Alyn Smith MEP, Scottish full member of the European Parliament's Agriculture and Rural Development Committee, has welcomed the final passage of new EU laws regulating the identification of cattle, and its common sense approach on the phasing in of electronic means of identification.
The regulation, subject to years of inter-institutional negotiation and which was passed by the Parliament's plenary last tonight by 386 votes to 228, sets out a common technical standard and framework for electronic ear tags and ruminal boluses, and requires Member States to develop the capability to implement the technology, but critically makes the use of electronic ID voluntary for farmers, unless their Member State decides to make it mandatory.
The decision comes as a welcome relief for farmers after the debacle of mandatory electronic ID for sheep, with a bottom-up market-driven approach designed: this should ensure that the technology will only be compulsory when the technology is perfected and the added economic value for farmers is assured.
"This is a great piece of news for Scottish beef producers. It was important that lessons were learned from the fiasco which was sheep EID: expensive, unreliable technology, administratively burdensome and not even fully necessary to promote disease control. There was always a stronger case to begin with cattle, with electronic technology being more cost effective and bringing associated economic benefits such as better information for farmers about the state of their herd.

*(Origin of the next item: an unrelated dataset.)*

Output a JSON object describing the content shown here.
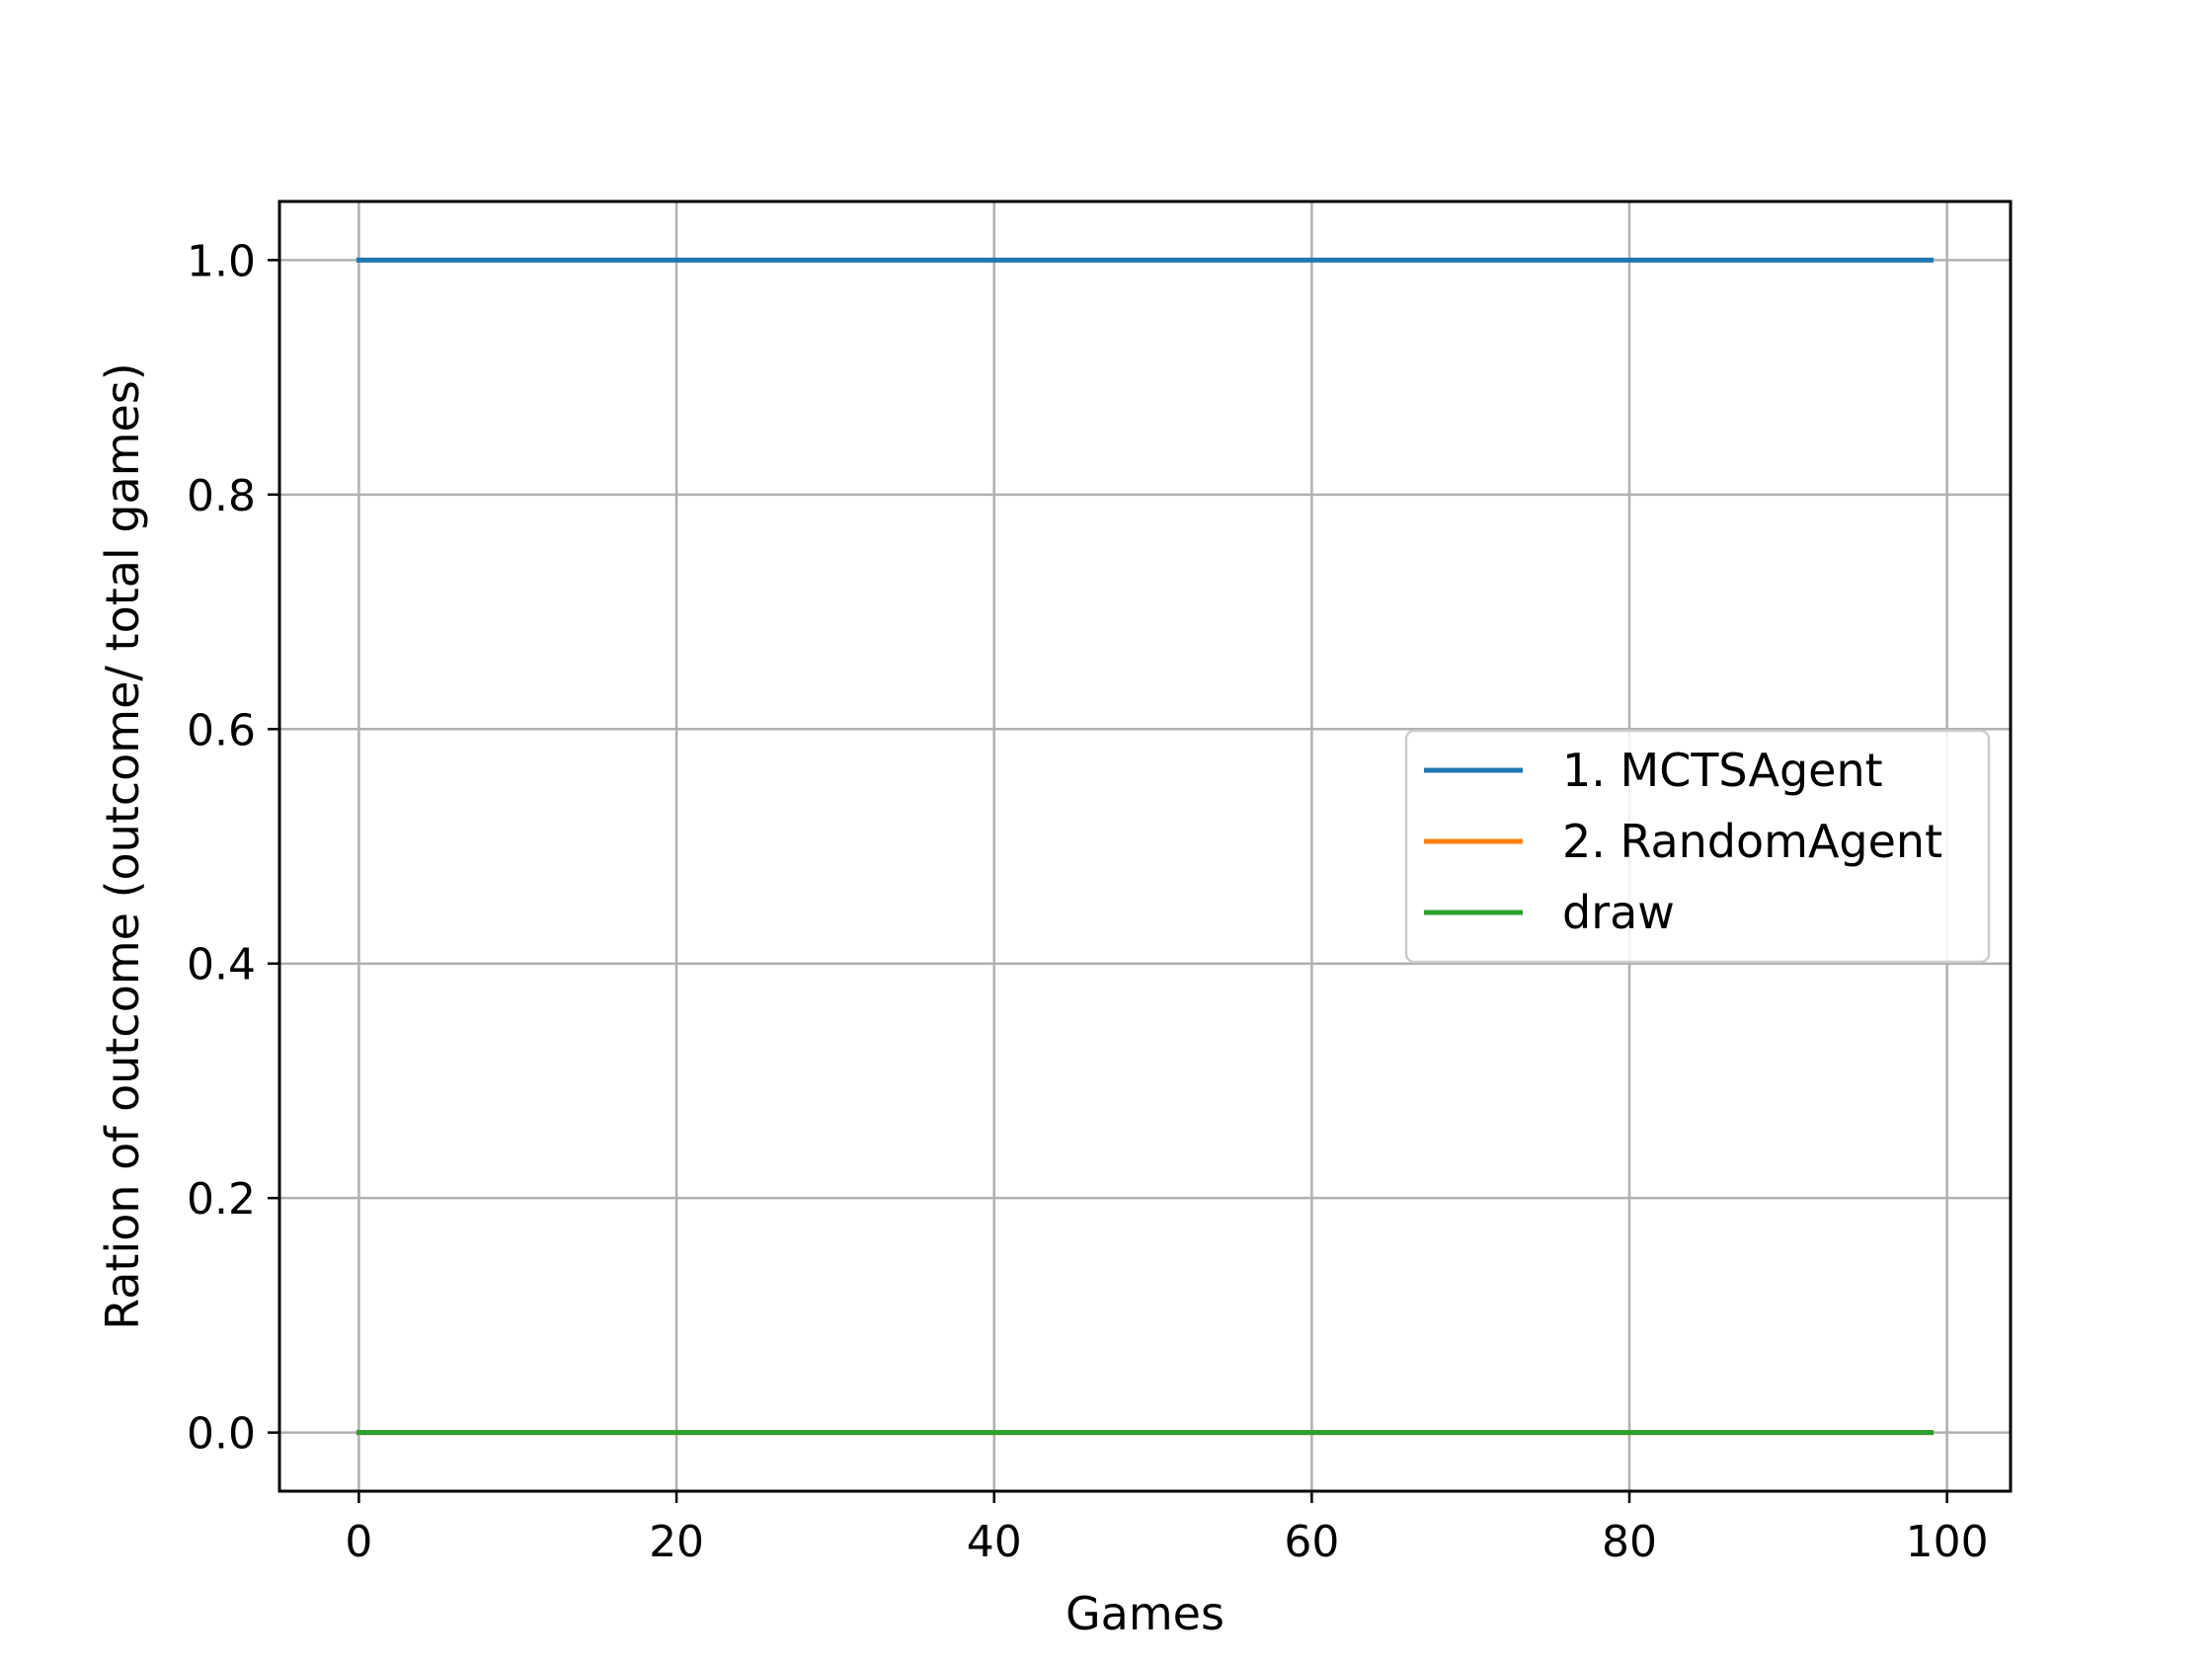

"I'm pleased that lessons have indeed been learned: the voluntary approach should mean that the uptake of the technology will be driven by farmers themselves based on actual benefits demonstrated from use of EID. Technology standards should be the same across Europe to encourage trade, and it's quite right that we have EU rules ensuring this.
"I'm also happy that the voluntary beef labelling rules have been done away with: in Brussels we like to talk the talk about reducing red tape but don't always walk the walk. There are robust general rules in place banning misleading information on labels: there is no reason why there should be an additional procedure purely for beef products by which additional labelling has to be specifically confirmed as OK.
"Overall a good night's work for the beef sector, and a good example of how the EU really can add value."
The regulation also sets out rules regarding unique identification numbers, the timing of tagging after birth (within 20 days, but for the second piece of ID it can be 60), rules determining ID and record requirements for movements of cattle, particularly when the cattle come from third countries, and the framework for violations and penalties for those violations, which usually involve restrictions on the movements of animals.
On a related subject, it also eliminates the rules on voluntary beef labelling: previously those selling beef products would have to submit for authorisation any wording on the packet label which went beyond the compulsory requirements. Given that a new general law on food labelling passed two years ago, this provision was considered redundant and has been scrapped to boost administrative simplification.